The code-entry point is

exports.handler = (event, context, callback) => ...

as you can see in the lower third of the screen, shown above.

When building an AWS-application around lambda’s, you run ‘serverless’. Compared with an EC2-server as explained previously in this tutorial, AWS runs the lambda’s when triggered from an http-point. Also other AWS native services can trigger the execution of a lambda.

This functionality is comparable to ‘functions’ in Azure.

 

 

Postgres – 11 on AWS

The standard installation on Postgres Ubuntu 2018 images is version 9.2. This Postgres version is outdated, is not longer fully compatible with JPA in EcliseLink, and asynchronous replication (the latter first being available from Postgress version 10 and on-wards).

I downloaded the Postgres version 11 from Postgres-repository. The file postgresql-11.5.tar.gz contains the sources of the Postgress version 11.
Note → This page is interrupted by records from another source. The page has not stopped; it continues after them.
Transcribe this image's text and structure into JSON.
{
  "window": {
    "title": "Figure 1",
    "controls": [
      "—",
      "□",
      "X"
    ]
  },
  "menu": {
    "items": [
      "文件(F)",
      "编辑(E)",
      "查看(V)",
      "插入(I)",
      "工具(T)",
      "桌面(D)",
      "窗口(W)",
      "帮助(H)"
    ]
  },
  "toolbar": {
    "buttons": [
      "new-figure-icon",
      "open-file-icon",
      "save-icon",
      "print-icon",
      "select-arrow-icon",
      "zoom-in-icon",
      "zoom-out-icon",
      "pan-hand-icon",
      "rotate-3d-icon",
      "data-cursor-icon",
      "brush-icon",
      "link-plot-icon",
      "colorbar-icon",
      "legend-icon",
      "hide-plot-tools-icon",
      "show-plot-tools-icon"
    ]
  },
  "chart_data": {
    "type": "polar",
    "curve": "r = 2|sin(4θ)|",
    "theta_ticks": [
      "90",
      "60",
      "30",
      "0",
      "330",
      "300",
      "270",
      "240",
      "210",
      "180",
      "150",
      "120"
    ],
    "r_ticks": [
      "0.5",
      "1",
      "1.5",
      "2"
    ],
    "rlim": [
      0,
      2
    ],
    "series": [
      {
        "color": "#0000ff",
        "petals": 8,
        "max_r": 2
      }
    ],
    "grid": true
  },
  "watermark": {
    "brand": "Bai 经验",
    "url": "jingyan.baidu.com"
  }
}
wget https://ftp.postgresql.org/pub/source/v11.5/postgresql-11.5.tar.gz

Move this gzipped tar file into a new sub-directory, and unpack it there:

tar -zxvf postgresql-11.5.tar.gz

You now need to compile (make) the Postgres database. A recent version of the GCC compiler is required in order to be able to compile Postgres.

sudo yum install gcc

Compile and install Postgress 11:

cd postgresql-11.5
./configure
./configure --without-zlib
make
sudo make install

and the installation is complete.

 

Instructions for initializing a (new) database, can be obtained from here.

 

AWS Lambda – serverless web-applications

A newer feature of AWS is the provision of Lambda’s, serverless computing services that run an application or just a script of your choice. So the server administration is organized for you, within the Lambda framework. Another major difference with EC2-instances is that the customer pays per execution time unit, rather than per node. So if you have much downtime, or your services is not used a lot, it can be cost-effective to run Lambda-services.
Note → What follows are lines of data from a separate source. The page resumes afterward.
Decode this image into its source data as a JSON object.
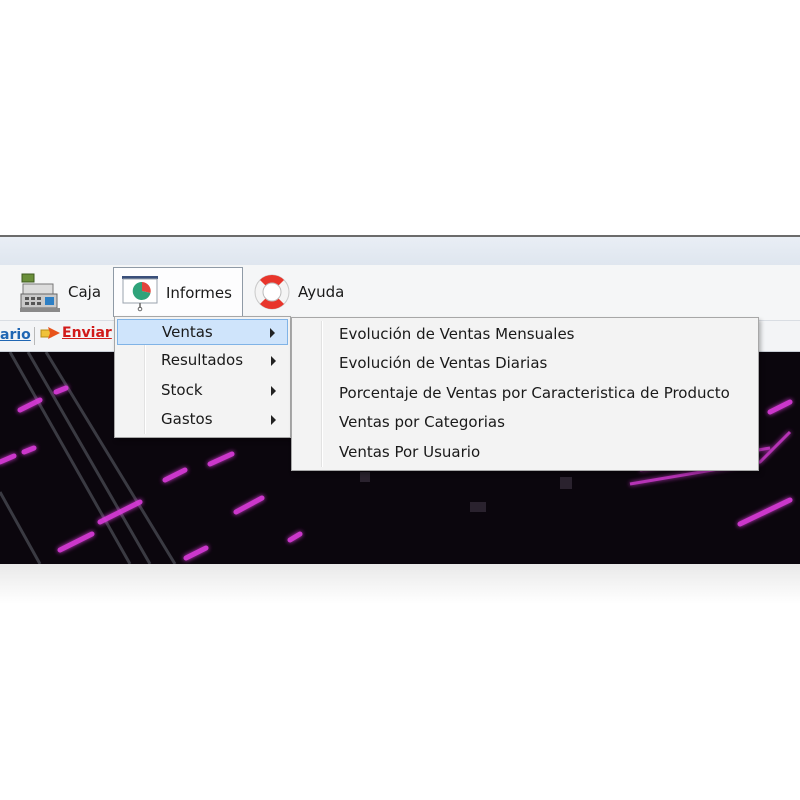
{
  "menubar": {
    "items": [
      {
        "label": "Caja",
        "icon": "cash-register-icon"
      },
      {
        "label": "Informes",
        "icon": "report-chart-icon"
      },
      {
        "label": "Ayuda",
        "icon": "lifebuoy-icon"
      }
    ]
  },
  "toolbar": {
    "link1": "ario",
    "link2": "Enviar"
  },
  "informes_menu": {
    "items": [
      {
        "label": "Ventas",
        "has_submenu": true,
        "active": true
      },
      {
        "label": "Resultados",
        "has_submenu": true
      },
      {
        "label": "Stock",
        "has_submenu": true
      },
      {
        "label": "Gastos",
        "has_submenu": true
      }
    ]
  },
  "ventas_submenu": {
    "items": [
      {
        "label": "Evolución de Ventas Mensuales"
      },
      {
        "label": "Evolución de Ventas Diarias"
      },
      {
        "label": "Porcentaje de Ventas por Caracteristica de Producto"
      },
      {
        "label": "Ventas por Categorias"
      },
      {
        "label": "Ventas Por Usuario"
      }
    ]
  },
  "colors": {
    "highlight": "#cfe4fb",
    "link_blue": "#2066b3",
    "link_red": "#d11a1a",
    "neon": "#e03ce0"
  }
}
A serverless application is easy to get up-and-running under AWS. The following serverless web-service runs under AWS by means of a Lambda implementation: serverless web-application

The backend of this web-application consists of a DynamoDB database, as provided by AWS. The figure below illustrates the setup of the serverless webservice:

  1. The S3-bucket, essentially your harddisk.
  2. The Cognito authentication facility, which lets users register and subsequently login with the verified credentials.
  3. The application architecture, consisting of:
    1. The API gateway
    2. The Lambda function (in our case, a JavaScript file)
    3. The DynamoDB database

 

The Lambda-console in AWS looks as follows

which contains the editor window for your JavaScript code.

 

Also Java is supported by the serverless lambda scheme.

 

AWS Machine learning

AWS contains a whole suite for performing machine learning – Amazon EMR. It enables you to assemble your data, perform data preprocessing, and learn machine learning models. Amazon Machine learning also contains Deep Learning. This more recent neural network technology has applications within image processing where a spatially hierarchical structuring of the successive layers merge, and reduce the raw image data into recognitions.